Chapitre 1
Une petite main. Pleine de sang. Un ourson taché. Un regard haineux, un sentiment d'incompréhension. Je me regarde dans le miroir sans vraiment me voir, j'ai la sensation d'être totalement extérieure à la scène, comme un spectateur invisible. Quel âge ai-je ? 5 ? 6 ans ? Je ne suis pas bien grande en tout cas mais un sentiment m'envahit, celui de la honte. Mon si petit corps ne comprend pas cette émotion, il veut la faire dégager, la faire valser, détruire. Une rage insondable. La scène me choque. Une mare de sang, rien de bien joyeux, je n'ai pas envie de faire péter le champagne. Une main immobile baignant au milieu, génial, sortons le briquet et le bidon d'essence. Un visage connu, un visage aimé, adoré. Les yeux clos, une poitrine qui jamais plus ne se soulèvera.
Une mère morte, l'envie de hurler me prend mais aucun son ne sort. Juste une colère de se sentir abandonner, livrée au monde sans aucun bouclier. Les créanciers tapant à la porte, réclamant l'argent qui n'existe pas. L'avarice les rend sourds à la douleur d'une orpheline tachée du sang de sa mère. Personne ne prend vraiment le temps de s'attarder à moi, après tout, l'hiver est bientôt là, "elle rejoindra bientôt sa génitrice en mourant dans la neige". Les mots résonnent encore et toujours dans ma tête, me rappelant à quel point l'appât du gain a détruit l'humanité qui subsistait au fond d'eux.

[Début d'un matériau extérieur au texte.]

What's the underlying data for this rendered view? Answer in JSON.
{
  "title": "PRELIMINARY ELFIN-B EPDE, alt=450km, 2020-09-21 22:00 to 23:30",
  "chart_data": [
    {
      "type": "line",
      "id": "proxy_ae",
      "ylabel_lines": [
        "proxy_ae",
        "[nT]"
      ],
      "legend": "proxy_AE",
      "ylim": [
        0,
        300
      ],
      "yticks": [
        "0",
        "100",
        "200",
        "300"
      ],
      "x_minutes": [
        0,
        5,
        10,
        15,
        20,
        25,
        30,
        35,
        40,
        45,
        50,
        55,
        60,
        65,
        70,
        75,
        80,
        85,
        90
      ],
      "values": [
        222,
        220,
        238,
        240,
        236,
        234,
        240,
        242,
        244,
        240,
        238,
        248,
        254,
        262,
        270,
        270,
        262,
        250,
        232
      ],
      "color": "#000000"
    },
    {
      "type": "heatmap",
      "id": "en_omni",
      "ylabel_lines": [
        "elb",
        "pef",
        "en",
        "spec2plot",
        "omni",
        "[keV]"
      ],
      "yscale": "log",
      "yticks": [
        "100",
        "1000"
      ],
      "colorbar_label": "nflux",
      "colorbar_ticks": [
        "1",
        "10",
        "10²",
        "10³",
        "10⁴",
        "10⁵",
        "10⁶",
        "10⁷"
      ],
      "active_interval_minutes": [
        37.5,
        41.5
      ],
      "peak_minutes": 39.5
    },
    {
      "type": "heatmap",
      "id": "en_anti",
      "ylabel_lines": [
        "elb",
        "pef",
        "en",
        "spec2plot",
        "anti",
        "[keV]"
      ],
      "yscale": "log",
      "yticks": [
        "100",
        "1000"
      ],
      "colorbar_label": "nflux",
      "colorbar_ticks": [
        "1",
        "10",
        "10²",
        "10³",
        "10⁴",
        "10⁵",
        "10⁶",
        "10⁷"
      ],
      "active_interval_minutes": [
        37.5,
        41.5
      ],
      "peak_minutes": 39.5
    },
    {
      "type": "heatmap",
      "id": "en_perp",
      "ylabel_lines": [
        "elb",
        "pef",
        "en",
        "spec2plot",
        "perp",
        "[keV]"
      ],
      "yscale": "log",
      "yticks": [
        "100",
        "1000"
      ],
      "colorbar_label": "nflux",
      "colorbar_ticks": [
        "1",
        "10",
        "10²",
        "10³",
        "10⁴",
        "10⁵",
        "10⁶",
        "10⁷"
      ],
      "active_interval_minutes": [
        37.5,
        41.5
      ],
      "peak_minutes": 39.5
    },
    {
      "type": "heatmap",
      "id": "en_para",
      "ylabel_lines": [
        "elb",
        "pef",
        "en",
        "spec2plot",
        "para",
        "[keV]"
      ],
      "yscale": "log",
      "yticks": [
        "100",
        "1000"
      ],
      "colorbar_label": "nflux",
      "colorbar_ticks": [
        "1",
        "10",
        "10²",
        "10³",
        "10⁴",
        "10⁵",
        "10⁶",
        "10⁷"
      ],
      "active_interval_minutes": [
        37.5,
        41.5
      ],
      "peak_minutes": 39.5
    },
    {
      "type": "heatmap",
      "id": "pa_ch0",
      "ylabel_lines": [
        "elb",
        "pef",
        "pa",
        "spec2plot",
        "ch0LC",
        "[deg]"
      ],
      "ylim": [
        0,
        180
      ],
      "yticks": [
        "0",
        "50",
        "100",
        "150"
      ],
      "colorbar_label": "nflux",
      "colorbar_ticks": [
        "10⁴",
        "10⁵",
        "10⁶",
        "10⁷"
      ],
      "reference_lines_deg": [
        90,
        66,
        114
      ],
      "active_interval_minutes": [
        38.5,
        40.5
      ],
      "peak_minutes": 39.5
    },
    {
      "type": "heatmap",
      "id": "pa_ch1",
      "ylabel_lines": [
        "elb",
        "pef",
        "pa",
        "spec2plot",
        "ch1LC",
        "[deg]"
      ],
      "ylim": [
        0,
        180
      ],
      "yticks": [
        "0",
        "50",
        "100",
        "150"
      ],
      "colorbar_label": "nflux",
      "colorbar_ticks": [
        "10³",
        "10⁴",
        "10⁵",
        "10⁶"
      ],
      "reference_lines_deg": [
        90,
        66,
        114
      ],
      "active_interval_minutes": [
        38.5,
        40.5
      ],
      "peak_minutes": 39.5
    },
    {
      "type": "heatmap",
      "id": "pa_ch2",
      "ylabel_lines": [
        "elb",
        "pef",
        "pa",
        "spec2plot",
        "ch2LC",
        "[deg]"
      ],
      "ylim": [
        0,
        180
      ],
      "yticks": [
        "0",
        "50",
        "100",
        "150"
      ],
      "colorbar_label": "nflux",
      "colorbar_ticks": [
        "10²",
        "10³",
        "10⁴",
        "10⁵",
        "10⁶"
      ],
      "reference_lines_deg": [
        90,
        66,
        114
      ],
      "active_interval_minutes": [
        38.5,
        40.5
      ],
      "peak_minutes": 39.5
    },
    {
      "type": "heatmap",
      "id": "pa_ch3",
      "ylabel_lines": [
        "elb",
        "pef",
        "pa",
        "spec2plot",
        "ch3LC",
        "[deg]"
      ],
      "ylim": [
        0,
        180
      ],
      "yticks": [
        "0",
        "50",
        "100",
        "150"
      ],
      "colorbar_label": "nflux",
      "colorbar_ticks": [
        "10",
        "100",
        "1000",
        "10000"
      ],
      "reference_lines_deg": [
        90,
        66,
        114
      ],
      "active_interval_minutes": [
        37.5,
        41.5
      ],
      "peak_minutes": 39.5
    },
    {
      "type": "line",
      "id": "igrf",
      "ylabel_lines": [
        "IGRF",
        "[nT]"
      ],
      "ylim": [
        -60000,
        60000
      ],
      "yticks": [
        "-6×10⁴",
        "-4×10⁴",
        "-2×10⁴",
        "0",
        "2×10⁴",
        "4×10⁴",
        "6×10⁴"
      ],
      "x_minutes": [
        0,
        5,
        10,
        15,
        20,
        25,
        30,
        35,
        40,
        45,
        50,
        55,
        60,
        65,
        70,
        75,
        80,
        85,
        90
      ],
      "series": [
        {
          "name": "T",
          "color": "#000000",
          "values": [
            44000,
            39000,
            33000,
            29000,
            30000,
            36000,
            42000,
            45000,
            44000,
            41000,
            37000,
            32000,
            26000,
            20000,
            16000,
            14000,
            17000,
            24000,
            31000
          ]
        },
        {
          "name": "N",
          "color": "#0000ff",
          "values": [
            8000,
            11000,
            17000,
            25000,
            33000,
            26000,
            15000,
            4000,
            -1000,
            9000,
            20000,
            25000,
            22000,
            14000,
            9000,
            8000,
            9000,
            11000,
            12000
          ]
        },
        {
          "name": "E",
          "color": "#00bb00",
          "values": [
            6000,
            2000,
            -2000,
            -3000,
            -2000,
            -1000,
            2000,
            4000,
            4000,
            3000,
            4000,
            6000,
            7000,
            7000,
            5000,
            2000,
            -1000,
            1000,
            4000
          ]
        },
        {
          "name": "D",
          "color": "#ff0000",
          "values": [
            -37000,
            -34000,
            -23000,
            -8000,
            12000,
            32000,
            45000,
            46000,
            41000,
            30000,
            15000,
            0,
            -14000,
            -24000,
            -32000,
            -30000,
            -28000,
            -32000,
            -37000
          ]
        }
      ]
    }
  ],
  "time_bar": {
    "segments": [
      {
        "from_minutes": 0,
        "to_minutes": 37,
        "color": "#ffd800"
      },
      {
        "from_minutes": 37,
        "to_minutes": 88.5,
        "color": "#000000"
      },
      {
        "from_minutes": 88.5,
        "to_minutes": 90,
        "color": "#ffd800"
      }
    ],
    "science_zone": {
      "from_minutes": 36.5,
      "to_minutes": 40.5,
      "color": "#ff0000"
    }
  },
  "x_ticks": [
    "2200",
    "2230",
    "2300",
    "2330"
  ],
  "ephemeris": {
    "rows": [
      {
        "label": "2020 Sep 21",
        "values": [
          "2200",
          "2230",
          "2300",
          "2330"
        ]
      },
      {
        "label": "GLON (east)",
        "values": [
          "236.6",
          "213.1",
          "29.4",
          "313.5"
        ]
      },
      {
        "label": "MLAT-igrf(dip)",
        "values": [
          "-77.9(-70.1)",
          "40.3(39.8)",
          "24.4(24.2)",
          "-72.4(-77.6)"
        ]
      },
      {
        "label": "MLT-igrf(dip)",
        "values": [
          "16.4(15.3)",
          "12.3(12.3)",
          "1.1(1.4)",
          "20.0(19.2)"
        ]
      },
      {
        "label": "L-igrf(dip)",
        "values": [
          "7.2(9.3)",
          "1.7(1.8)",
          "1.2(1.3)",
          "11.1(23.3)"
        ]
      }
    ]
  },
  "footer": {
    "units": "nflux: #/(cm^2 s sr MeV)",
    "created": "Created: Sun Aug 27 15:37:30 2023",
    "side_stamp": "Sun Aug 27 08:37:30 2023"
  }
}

J'ai survécu, recueillie dans un orphelinat comme tant d'autres. L'envie de survivre après l'hiver devenant une obsession cruelle et infâme, survivre pour vivre. Quitte à dormir dans la crasse et à voir le pire de l'humanité. J'ai bientôt 10 ans et ma vision des choses est pour le moins froid et direct : l'humain ne crée que du sale, il ne mérite pas de vivre aussi longtemps. Je ramasse la pinte au sol, poussant un énième soupire, devenir serveuse dans un bar miteux pour gagner quelques pièces et des paris quant à l'avenir de ma poitrine n'a rien de folichon, mais au moins j'apprends. De mes 30 kilos, j'ai la force d'un canard boiteux qui a pris une méchante cuite, autant dire que je ne vaux rien. Du moins sur le plan physique. Mais dans ce monde de fous, il y a une variable à ne pas prendre la légère ; la magie. Avec beaucoup d'entraînement, on peut devenir mage. Heureusement pour moi, il semblerait que mon père, inconnu au bataillon, soit un mage. Au moins, il aura servi à quelque chose, enfin, je crois. Je suppose. En fait, j'en sais rien, je m'en fou.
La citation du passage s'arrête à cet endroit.